I've been interested in working out what the derivative of $\Sigma$ is for a while now. I read somewhere that the derivative of $\Sigma$ is the sum of its derivatives. I wanted to reason my way through this, but what I got is different from what I'm told it is. Can anyone please help me understand where I went wrong and how to correct myself? (I'm new to calculus so sorry if my working out is stupidly wrong.)
I started simple with the equation $f(x) = \Sigma^x_{i=0} (i^2)$.
I then tried to calculate $\frac{\delta f}{\delta x}$ while $x = 2$.
I wrote down the equation like this: $\frac{(0^2 + 1^2 + (2^2).h) - (0^2 + 1^2)}{h}$. (Here I basically wrote down what $\Sigma$ is and $(2^2).h$ because $\Sigma^{x+h}_{i=0}$ would be that extra $i$ but only a small amount, right?)
I then simplified and calculated the derivatives of $i^2$ which came out as
$\frac{(2(0) + 2(1) + 2(2).h) - (2)}{h}$
$= \frac{(2 + (4).h) - (2)}{h}$
$= 2 + 4 - 2 = 4$
But this seems wrong if the derivative of sigma is the sum of its derivatives $f'(x) = \Sigma^x_{i=0} (2i)$, which would then come out as $2$ and not $4$ if $x=2$.

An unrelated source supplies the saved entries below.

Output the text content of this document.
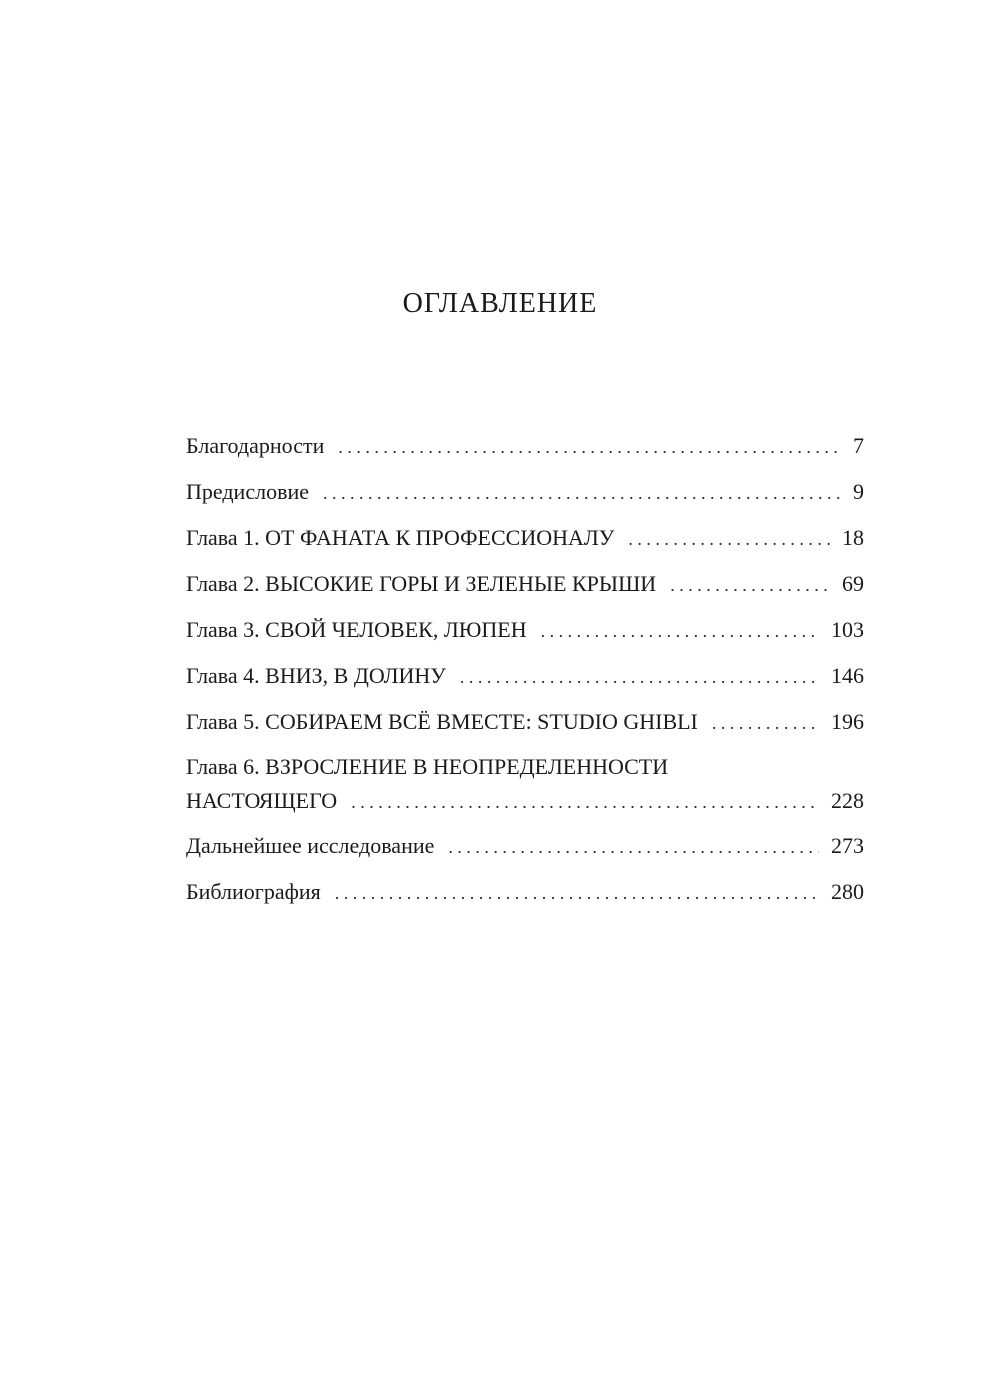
ОГЛАВЛЕНИЕ
Благодарности . . .	7
Предисловие . . .	9
Глава 1. ОТ ФАНАТА К ПРОФЕССИОНАЛУ . . .	18
Глава 2. ВЫСОКИЕ ГОРЫ И ЗЕЛЕНЫЕ КРЫШИ . . .	69
Глава 3. СВОЙ ЧЕЛОВЕК, ЛЮПЕН . . .	103
Глава 4. ВНИЗ, В ДОЛИНУ . . .	146
Глава 5. СОБИРАЕМ ВСЁ ВМЕСТЕ: STUDIO GHIBLI . . .	196
Глава 6. ВЗРОСЛЕНИЕ В НЕОПРЕДЕЛЕННОСТИ
НАСТОЯЩЕГО . . .	228
Дальнейшее исследование . . .	273
Библиография . . .	280
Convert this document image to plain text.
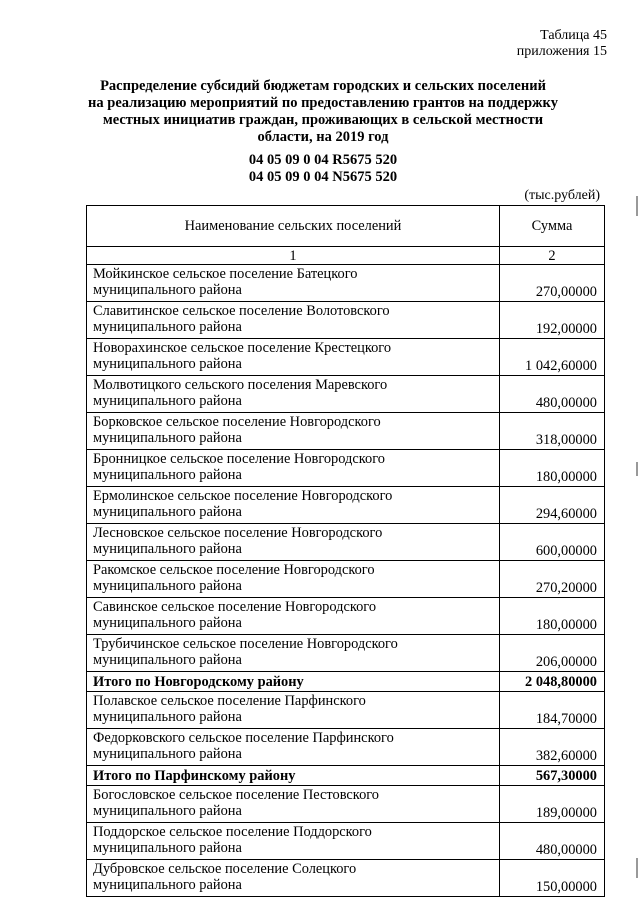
Таблица 45
приложения 15
Распределение субсидий бюджетам городских и сельских поселений
на реализацию мероприятий по предоставлению грантов на поддержку
местных инициатив граждан, проживающих в сельской местности
области, на 2019 год
04 05 09 0 04 R5675 520
04 05 09 0 04 N5675 520
(тыс.рублей)
Наименование сельских поселений	Сумма
1	2

Мойкинское сельское поселение Батецкого
муниципального района	270,00000

Славитинское сельское поселение Волотовского
муниципального района	192,00000

Новорахинское сельское поселение Крестецкого
муниципального района	1 042,60000

Молвотицкого сельского поселения Маревского
муниципального района	480,00000

Борковское сельское поселение Новгородского
муниципального района	318,00000

Бронницкое сельское поселение Новгородского
муниципального района	180,00000

Ермолинское сельское поселение Новгородского
муниципального района	294,60000

Лесновское сельское поселение Новгородского
муниципального района	600,00000

Ракомское сельское поселение Новгородского
муниципального района	270,20000

Савинское сельское поселение Новгородского
муниципального района	180,00000

Трубичинское сельское поселение Новгородского
муниципального района	206,00000

Итого по Новгородскому району	2 048,80000

Полавское сельское поселение Парфинского
муниципального района	184,70000

Федорковского сельское поселение Парфинского
муниципального района	382,60000

Итого по Парфинскому району	567,30000

Богословское сельское поселение Пестовского
муниципального района	189,00000

Поддорское сельское поселение Поддорского
муниципального района	480,00000

Дубровское сельское поселение Солецкого
муниципального района	150,00000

Again I’m sorry if the way I tried to work this out is weird, but any help with this would be appreciated; thanks.
Assuming that your function is actually defined by $$ f(x) := \sum_{i=1}^{\lfloor x \rfloor} i^{2} $$ where $\lfloor x \rfloor$ denotes the biggest integer smaller than $x$. Note that this function is not continuous at every $x\in \mathbb{N}$. Therefore calculating the derivate in these points is pointless. For every $x \notin \mathbb{N}$ you can calculate the derivative by definition $$ \frac{\mathrm{d}}{\mathrm{d}x}f(x) = \lim_{h\to 0} \frac{f(x+h)- f(x)}{h}. $$ If $h$ is small enough then you certainly have $\lfloor x+h \rfloor = \lfloor x \rfloor $, which implies $f(x+h) = f(x)$. Hence, $$ \frac{\mathrm{d}}{\mathrm{d}x}f(x) = \lim_{h\to 0} \frac{f(x+h)- f(x)}{h} = \lim_{h\to 0} \frac{0}{h} = 0. $$ Applying the linearity (sum rule) for derivatives is tricky in that case, because the number of summands depend your input variable $x$. There is no justification for this rule, if you don't have a fixed number of summands.
Anyway, if you want to apply the (in that case not justified) rule "correctly", then you have to take into account that each summand doesn't depend on $x$. So the derivative with respect to $x$ of $i^2$ is $$ \frac{\mathrm{d}}{\mathrm{d}x} i^2 = 0, \quad \text{consequently} \quad\sum_{i=1}^{\lfloor x \rfloor}\frac{\mathrm{d}}{\mathrm{d}x} i^2 = 0 $$ So luckily in that case applying this (unjustified) rule leads to a correct result.